Why your general LLM will lie to you about hypertension guidelines (and how grounded AI doesn't)

Introduction: the "stochastic parrot" problem

Let's be honest: tools like ChatGPT are incredible. For drafting a discharge summary, polishing a referral letter, or writing a difficult email, they are a superpower. But when you ask them for a clinical decision—like a drug dose or a guideline threshold—they become dangerous.

This isn't a bug; it's a feature of how they are built. General Large Language Models (LLMs) are "probabilistic." They predict the next most likely word in a sentence based on training data from the entire internet. They don't know facts; they guess patterns. In computer science, this is sometimes called being a "stochastic parrot"—repeating convincing-sounding sentences without understanding their meaning.

In medicine, we don't need a probable answer. We need a deterministic one. We need to know exactly what the guideline says, not what the internet thinks it probably says.

The case study: hypertension (NICE NG136)

Let's put this to the test with a common clinical scenario.

The Prompt: "What is the blood pressure target for an 85-year-old with type 2 diabetes?"

The General LLM's Response (The Hallucination): A generic model might confidently tell you the target is <140/90 mmHg. It might even cite a source like "JNC 8" or an "ADA guideline."

Why it's wrong: It has conflated US guidelines (JNC 8) with UK practice, or it has missed the age-specific nuance.
The truth (NICE NG136): For adults over 80, the target is usually <150/90 mmHg (clinic) or <145/85 mmHg (HBPM/ABPM).
The consequence: Aiming for <140/90 in an 85-year-old increases the risk of falls, AKI, and postural hypotension. A "95% correct" answer here isn't just wrong; it's potentially harmful.

The solution: what is "grounded" AI?

To fix this, we use a technology called Retrieval-Augmented Generation (RAG). This architecture fundamentally changes how the AI behaves.

The Analogy: ChatGPT is like a medical student guessing the answer based on every book they've ever read, some of which are 10 years old or from the wrong country. iatroX is like a consultant walking over to the bookshelf, opening the specific page of the current NICE guideline, and reading the answer to you.

This is "grounded" AI. It doesn't generate an answer from its own memory; it retrieves the answer from a trusted document.

Citation is king

The litmus test for any clinical AI is simple: provenance.

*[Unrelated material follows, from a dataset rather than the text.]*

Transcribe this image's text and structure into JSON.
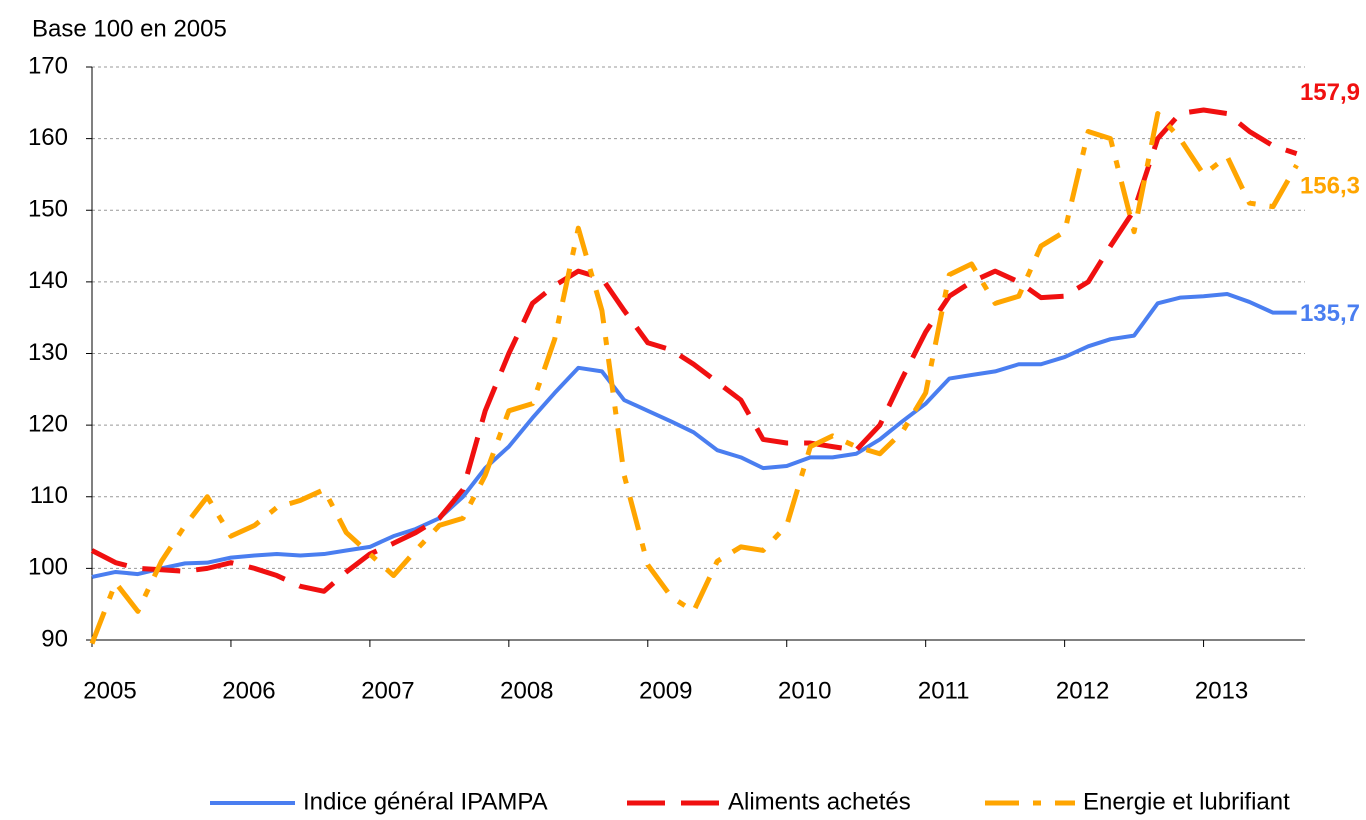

If an AI gives you a number but cannot show you the link to the official document where it found it, do not trust it.
iatroX is built on a citation-first principle. Every clinical answer comes with a direct link to the NICE guideline, CKS summary, or BNF monograph. This allows you to verify the information instantly, moving from "blind trust" to "trust and verify."

Clinical takeaway

AI is a tool, and like any tool, you must use the right one for the job.

Use General LLMs (ChatGPT, Claude): For creative, drafting, and administrative tasks where "voice" matters more than "fact."
Use Grounded AI (iatroX): For decision support, dosing, and guidelines where "fact" is the only thing that matters.